Results for the nine-month period ended March 31, 2009 included a pre-tax gain on the sale of securities held for investment of $0.5 million or $0.04 per share after tax. During the current nine-month period the Company recorded pre-tax charges of approximately $2.4 million, or $0.23 per share after tax related to facility consolidation.

The above factors resulted in net loss of $2.3 million or $0.35 per share, compared to the prior year nine-month period net income of $3.9 million or $0.59 per share.

Working Capital (current assets less current liabilities) at March 31, 2009 was $87.8 million. Net cash provided by operating activities was $12.9 million for the nine months ended March 31, 2009 compared to $11.4 million at March 31, 2008. Cash from operating activities was used primarily to reduce borrowings by $12.0 million and pay dividends of $2.0 million. Significant changes in working capital from June 30, 2008 to March 31, 2009 included decreased accounts receivable of $11.6 million, decreased inventory of $9.1 million and decreased accounts payable of $3.8 million. The decrease in receivables is related to lower shipment volume, as well as the timing of shipments to customers and the related payment terms. Inventory decreased $7.4 million due to lower forecasted customer requirements and $1.7 million due to write-downs related to current business environment primarily in vehicle seating applications. The decrease in accounts payable relates to reduced purchase volume based on current demand. The Company expects that due to the nature of our operations that there will be continuing fluctuations in accounts receivable, inventory, accounts payable, and cash flows from operations due to the following: (i) we purchase inventory from overseas suppliers with long lead times and depending on the timing of the delivery of those orders inventory levels can be greatly impacted, and (ii) we have various customers that purchase large quantities of inventory periodically and the timing of those purchases can significantly impact inventory levels, accounts receivable, accounts payable and short-term borrowings. As discussed below, the Company believes it has adequate financing arrangements and access to capital to absorb these fluctuations in operating cash flow.
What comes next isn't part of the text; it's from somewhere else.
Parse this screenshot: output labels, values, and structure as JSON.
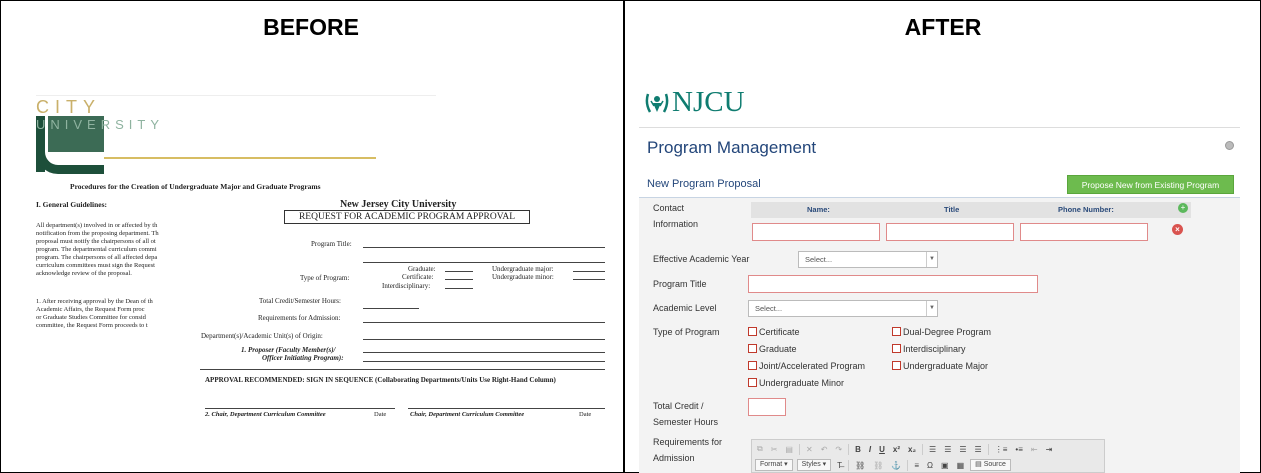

Net cash provided by investing activities was $0.6 million during the nine-month period ended March 31, 2009. Proceeds from the sale of investments were $0.7 million. Capital expenditures were $0.9 million for the nine months ended March 31, 2009. Depreciation and amortization expense was $2.8 million and $3.4 million for the nine-month periods ended March 31, 2009 and 2008, respectively. The Company expects that capital expenditures will be less than $0.5 million for the remainder of the 2009 fiscal year.

During the third quarter of fiscal year 2009, the Company negotiated a refinancing of its working capital line of credit that would have expired June 30, 2009. The Companys short-term credit facility was increased from $12 million to $15 million and expires June 30, 2010. The long-term credit facility was reduced from $20 million to $10 million and expires September 30, 2011.